Ce ballet s’inspire du poème d’Alexandre Pouchkine et il raconte principalement l’histoire de la jeune Tatiana qui d’abord tombe amoureuse du jeune et séduisant Onéguine pour ensuite le rejeter, se souvenant qu’il l’avait éconduite. Olga et Lenski sont les deux autres personnages principaux ; la première est la sœur de Tatiana, le deuxième est son fiancé qui est tué en duel par Onéguine.

En réalité, on pourrait penser que Pouchkine aurait mieux fait d’intituler son poème du nom de Tatiana, car elle est une femme forte, avec les pieds sur terre,  profonde et plus généreuse qu’Onéguine. Elle est accablée et brisée par la vie pétersbourgeoise et elle en souffre. Elle déteste son rang de dame du monde et ne se laisse pas faire.
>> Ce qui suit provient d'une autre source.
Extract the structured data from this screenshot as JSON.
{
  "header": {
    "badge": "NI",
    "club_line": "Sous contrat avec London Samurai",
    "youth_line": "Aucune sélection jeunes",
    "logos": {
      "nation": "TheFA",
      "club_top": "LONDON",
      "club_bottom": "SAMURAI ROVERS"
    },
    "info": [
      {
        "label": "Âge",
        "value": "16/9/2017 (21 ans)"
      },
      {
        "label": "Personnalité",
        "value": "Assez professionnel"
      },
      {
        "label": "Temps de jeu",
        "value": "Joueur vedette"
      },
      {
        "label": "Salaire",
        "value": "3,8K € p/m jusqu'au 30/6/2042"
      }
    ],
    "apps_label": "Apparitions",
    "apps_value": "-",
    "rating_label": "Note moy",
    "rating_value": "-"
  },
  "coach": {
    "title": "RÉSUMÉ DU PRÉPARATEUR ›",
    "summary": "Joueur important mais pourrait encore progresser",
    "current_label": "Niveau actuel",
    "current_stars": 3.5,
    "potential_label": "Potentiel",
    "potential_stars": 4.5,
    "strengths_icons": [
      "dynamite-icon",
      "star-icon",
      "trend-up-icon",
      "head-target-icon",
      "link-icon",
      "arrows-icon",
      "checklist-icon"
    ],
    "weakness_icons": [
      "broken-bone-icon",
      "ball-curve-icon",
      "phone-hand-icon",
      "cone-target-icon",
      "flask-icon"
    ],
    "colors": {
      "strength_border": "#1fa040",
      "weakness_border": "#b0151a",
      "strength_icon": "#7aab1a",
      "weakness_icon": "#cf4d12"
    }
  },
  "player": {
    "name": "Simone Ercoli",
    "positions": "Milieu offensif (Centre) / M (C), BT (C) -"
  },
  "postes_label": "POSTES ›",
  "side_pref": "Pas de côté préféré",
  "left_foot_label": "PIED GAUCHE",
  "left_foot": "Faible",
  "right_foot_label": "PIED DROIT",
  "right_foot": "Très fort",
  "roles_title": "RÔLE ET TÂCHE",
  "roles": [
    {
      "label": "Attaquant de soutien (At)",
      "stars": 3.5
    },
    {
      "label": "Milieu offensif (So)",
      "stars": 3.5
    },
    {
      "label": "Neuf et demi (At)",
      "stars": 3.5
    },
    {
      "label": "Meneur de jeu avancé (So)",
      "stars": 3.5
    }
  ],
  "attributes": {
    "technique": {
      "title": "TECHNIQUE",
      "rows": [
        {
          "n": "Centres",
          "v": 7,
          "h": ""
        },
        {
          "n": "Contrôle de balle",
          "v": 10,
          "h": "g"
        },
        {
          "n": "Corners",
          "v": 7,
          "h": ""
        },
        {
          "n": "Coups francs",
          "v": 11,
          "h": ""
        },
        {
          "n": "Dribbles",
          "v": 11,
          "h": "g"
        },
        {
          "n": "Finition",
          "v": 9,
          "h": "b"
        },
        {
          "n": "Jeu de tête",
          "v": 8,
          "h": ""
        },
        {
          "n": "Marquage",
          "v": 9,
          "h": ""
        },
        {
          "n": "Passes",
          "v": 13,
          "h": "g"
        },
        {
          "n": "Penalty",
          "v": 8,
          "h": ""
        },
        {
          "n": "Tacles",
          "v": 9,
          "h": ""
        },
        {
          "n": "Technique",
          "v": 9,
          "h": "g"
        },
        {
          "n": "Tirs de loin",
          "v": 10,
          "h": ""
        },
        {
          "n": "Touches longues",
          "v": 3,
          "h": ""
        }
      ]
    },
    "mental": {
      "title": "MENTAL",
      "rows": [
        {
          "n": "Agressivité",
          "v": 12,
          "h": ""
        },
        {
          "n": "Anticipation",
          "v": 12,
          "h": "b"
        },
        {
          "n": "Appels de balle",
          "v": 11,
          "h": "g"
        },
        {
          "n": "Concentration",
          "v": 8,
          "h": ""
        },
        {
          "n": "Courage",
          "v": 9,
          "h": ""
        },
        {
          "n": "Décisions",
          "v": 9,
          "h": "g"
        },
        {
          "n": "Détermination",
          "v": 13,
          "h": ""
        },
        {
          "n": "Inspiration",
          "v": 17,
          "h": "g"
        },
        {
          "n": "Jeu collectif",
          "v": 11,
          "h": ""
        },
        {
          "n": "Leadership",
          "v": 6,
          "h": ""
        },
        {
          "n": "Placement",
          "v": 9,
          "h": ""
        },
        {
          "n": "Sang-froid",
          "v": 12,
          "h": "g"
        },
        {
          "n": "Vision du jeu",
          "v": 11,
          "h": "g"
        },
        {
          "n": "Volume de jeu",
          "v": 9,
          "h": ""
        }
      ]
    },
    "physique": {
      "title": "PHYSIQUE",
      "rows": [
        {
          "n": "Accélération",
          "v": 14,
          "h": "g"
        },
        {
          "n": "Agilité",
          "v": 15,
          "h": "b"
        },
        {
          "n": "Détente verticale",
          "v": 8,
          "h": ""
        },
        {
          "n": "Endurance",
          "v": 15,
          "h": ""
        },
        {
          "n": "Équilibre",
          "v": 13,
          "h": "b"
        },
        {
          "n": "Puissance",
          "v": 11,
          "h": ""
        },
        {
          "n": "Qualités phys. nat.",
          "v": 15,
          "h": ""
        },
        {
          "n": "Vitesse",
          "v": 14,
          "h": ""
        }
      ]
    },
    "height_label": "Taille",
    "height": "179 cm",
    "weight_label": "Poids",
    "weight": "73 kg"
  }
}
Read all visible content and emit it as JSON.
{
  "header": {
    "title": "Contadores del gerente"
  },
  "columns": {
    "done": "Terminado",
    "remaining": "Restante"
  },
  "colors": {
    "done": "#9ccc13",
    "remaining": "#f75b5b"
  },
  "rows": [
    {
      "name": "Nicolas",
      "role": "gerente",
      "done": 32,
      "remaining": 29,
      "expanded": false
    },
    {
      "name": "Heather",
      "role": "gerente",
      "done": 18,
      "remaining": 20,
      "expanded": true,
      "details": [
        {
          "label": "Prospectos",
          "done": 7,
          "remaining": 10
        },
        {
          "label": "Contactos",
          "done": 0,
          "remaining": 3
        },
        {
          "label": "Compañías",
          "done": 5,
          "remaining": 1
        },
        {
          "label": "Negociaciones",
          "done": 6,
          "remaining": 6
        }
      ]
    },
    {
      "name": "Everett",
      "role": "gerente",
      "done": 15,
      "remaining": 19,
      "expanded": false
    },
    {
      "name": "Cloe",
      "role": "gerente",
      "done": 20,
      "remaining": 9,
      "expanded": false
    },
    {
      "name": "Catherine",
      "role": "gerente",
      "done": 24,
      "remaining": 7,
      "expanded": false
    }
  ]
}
Quand Onéguine voudra la reconquérir, ce sera trop tard car elle est déjà l’épouse du Prince Gremin et lui restera fidèle. Marianela Nunez (Tatiana) met en avant toutes les facettes de son personnage. Elle est la femme amoureuse du premier acte lorsqu’elle écrit sa déclaration d’amour à Onéguine et la dame qui est capable d’abandonner toute sa faiblesse et sa passion ancienne quand elle refuse ses avances. La principale du Royal Ballet est particulièrement remarquable dans le troisième acte : désormais elle n’est plus une jeune fille et elle maîtrise sa vie.

A ses côtés, Roberto Bolle, qui excelle toujours dans l’interprétation de rôles dramatiques liés à des tragédies d’amour. Son histoire représente toute l’immoralité présente dans le monde bourgeois russe. Il est cinique, il joue avec les femmes jusqu’au point de provoquer le duel avec Lenski après avoir séduit Olga (Alessandra Vassallo). Le troisième acte reste pour lui aussi le moment fort du ballet : c’est là qu’il découvre toute son impotence face aux lois de la vie. Ce moment est particulièrement bien rendu sur scène car le contraste entre les personnalités de Tatiana et Onéguine augmente. Il s’agit d’un spectacle qui émeut d’autant plus grâce aux autre interprètes principaux. Le Corps de Ballet suit, créant la juste atmosphère tout au long du spectacle.  

Un autre grand chef d’œuvre ouvrira en décembre la nouvelle saison du Théâtre La Scala, La Dame aux Camélias de John Neumeier. Frédéric Olivieri, directeur confirmé du Ballet de La Scala, fait rêver son public.